Glen Doll, also sometimes spelt Glendoll, lies within the Cairngorms National Park, Scotland, at the top of Glen Clova, in an area of steep hills, corries and Munros. It includes the Corrie Fee National Nature Reserve, which has many endangered plants.

The nearest town is Kirriemuir. The glen is in the south eastern Grampians, and the river which runs through it drains into Glen Clova, which extends towards the coast of Angus.

An ancient track, Jock's Road, that starts in the glen, ends at Braemar. The origin of the name is that Duncan Macpherson, a rich Scot, returned from Australia in the late 19th century, bought the Glen Doll estate, and sought to ban people from crossing his land.

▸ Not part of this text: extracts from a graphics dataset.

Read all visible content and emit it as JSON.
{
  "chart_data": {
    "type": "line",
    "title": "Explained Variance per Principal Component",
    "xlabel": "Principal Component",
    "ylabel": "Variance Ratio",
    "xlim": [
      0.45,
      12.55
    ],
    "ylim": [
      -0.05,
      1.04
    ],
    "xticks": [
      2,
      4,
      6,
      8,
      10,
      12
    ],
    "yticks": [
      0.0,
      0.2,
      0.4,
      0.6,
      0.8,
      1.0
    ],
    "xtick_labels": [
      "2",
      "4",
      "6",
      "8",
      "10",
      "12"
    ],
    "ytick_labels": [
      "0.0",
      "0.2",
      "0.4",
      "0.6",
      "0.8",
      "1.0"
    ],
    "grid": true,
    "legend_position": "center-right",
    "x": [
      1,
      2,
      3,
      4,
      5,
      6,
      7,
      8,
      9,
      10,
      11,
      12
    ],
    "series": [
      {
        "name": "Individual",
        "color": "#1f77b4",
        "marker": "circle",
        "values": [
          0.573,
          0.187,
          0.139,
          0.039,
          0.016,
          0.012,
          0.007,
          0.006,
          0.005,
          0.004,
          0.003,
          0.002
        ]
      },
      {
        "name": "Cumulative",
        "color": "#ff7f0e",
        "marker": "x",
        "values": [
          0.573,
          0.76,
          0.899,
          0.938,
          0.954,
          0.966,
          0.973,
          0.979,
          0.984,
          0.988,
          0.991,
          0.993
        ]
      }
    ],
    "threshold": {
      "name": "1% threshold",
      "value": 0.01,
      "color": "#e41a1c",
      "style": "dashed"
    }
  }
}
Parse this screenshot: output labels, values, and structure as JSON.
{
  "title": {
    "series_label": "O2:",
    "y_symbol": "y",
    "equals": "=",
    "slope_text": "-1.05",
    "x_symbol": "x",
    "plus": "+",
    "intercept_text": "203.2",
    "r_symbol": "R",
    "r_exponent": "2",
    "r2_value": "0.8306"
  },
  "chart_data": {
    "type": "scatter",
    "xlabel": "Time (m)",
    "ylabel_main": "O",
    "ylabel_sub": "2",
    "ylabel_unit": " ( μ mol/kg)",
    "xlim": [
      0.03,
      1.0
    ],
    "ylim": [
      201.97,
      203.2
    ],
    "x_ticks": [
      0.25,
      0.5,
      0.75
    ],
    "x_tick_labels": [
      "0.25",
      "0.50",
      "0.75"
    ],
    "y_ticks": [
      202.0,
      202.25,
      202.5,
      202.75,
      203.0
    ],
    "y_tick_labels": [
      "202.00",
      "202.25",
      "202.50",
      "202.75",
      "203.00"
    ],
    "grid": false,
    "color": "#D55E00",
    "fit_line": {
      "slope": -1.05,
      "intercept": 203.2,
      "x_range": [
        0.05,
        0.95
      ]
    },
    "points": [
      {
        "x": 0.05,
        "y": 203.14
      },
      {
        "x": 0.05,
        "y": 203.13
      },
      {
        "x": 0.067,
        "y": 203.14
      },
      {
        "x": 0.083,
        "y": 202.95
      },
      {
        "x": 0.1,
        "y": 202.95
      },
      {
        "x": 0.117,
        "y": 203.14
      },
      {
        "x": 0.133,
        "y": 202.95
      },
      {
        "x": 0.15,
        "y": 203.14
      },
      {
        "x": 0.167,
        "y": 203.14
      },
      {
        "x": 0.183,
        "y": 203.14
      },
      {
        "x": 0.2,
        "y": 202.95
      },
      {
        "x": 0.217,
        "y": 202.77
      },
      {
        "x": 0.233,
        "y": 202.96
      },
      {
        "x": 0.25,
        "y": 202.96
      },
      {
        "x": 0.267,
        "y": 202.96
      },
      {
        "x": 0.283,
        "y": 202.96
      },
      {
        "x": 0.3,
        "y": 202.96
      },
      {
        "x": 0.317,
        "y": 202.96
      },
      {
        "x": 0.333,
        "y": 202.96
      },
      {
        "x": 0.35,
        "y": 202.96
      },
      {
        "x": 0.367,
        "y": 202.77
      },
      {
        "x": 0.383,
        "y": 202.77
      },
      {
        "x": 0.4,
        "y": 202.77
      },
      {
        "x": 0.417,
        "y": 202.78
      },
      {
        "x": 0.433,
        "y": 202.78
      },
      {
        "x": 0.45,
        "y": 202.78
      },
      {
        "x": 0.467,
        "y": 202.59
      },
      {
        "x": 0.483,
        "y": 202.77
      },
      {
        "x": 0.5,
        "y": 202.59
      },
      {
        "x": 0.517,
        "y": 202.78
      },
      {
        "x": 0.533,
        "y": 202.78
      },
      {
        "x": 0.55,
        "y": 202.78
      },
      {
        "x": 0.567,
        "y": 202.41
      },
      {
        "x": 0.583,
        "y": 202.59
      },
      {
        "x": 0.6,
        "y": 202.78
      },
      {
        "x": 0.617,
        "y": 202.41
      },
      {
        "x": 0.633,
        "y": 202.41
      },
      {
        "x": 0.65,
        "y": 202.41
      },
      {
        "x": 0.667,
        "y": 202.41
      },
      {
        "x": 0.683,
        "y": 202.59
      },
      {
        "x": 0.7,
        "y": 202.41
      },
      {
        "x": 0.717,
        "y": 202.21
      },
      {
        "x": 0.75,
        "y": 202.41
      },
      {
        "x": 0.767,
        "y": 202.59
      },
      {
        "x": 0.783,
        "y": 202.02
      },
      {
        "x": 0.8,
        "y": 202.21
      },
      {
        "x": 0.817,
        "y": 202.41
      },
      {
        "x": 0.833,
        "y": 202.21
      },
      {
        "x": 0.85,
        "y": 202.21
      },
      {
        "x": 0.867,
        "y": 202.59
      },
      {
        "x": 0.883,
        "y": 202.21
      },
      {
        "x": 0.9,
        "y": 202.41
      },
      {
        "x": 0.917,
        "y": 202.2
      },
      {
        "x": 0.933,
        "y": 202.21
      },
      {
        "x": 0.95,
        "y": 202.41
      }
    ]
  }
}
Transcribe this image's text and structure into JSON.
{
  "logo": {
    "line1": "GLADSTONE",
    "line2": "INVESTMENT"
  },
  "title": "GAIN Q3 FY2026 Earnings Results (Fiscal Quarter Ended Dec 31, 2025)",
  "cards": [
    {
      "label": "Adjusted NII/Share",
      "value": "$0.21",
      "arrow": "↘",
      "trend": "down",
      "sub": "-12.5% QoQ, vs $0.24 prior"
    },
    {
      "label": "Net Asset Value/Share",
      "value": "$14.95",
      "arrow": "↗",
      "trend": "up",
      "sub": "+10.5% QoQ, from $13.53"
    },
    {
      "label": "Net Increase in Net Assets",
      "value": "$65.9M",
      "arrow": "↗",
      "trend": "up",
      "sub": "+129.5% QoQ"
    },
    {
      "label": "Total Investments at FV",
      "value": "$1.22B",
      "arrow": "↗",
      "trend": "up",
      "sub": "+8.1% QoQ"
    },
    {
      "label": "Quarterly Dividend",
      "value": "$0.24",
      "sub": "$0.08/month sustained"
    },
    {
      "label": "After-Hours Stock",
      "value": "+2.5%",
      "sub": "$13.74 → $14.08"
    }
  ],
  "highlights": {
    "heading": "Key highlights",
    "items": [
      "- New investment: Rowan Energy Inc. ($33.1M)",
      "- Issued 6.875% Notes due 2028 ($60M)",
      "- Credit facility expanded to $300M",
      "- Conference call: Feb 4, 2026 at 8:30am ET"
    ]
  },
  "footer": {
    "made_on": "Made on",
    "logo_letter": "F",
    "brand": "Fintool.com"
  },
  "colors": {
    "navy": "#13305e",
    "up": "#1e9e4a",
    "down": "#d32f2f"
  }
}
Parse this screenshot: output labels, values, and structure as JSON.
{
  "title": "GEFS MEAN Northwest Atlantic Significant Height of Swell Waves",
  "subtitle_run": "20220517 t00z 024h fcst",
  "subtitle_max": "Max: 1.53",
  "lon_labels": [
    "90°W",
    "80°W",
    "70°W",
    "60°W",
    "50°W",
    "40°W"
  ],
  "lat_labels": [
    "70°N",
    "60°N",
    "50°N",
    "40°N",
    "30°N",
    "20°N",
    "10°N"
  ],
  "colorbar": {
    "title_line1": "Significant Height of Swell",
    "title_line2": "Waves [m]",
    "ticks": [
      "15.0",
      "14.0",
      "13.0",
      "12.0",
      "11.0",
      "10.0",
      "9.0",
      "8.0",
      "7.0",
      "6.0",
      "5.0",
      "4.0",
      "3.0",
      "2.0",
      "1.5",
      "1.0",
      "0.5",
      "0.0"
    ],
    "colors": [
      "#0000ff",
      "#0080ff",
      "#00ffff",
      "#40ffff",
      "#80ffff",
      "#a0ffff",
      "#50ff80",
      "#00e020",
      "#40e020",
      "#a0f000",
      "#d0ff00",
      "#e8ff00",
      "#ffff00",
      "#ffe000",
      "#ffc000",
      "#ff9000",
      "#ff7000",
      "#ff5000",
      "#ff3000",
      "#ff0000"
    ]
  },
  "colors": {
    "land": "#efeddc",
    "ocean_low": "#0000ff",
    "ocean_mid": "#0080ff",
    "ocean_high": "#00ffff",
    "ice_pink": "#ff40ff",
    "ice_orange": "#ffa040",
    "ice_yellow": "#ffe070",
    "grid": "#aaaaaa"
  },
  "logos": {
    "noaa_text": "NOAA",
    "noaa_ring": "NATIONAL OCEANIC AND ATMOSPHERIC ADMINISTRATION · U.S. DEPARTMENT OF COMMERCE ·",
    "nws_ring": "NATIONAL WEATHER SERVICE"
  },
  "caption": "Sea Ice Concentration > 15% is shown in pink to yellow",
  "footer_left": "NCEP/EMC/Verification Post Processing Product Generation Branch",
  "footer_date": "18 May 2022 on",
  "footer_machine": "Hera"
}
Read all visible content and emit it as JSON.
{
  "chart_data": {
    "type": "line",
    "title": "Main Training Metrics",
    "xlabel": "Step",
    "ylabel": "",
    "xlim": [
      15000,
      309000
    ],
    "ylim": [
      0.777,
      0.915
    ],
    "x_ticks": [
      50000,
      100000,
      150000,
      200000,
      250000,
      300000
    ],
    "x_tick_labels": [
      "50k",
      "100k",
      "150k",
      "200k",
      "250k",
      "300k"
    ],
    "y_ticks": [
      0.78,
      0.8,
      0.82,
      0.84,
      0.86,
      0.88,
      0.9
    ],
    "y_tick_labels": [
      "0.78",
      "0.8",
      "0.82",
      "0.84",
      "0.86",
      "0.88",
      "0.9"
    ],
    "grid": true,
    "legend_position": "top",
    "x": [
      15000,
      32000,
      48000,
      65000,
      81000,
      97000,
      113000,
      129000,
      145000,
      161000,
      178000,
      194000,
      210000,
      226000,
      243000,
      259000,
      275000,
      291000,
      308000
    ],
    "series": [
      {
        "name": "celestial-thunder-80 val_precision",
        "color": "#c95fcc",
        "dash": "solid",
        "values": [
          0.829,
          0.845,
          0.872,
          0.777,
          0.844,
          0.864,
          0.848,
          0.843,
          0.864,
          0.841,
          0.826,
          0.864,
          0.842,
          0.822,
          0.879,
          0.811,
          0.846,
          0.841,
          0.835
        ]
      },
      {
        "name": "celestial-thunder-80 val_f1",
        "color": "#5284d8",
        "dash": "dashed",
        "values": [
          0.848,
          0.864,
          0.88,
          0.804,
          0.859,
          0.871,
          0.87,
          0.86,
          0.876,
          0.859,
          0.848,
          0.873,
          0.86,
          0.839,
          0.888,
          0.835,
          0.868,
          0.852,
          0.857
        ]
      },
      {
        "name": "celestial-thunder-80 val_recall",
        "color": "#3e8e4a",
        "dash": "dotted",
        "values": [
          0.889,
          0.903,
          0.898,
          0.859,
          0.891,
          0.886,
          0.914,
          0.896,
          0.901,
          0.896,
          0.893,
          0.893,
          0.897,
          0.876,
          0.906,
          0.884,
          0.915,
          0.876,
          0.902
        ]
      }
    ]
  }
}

John (or Jock) Winter fought him, and the Scottish Rights of Way and Access Society took a challenge through all the courts to the House of Lords, finally winning the day in 1888.

Deer stalking takes place in the glen in late summer and autumn.

A popular walk heads south west through the Glendoll Forest before climbing steeply up the Kilbo Path that links Glen Doll with Glen Prosen. At the top this reaches a high pass giving easy access to two Munros, these are Driesh to the east and Mayar to the west.

In April 1998, Angus Council instituted a Ranger Service for the Angus Glens, with two full-time rangers, which has its base in Glen Doll.

The Forestry Commission has an alpine forest in the Glen.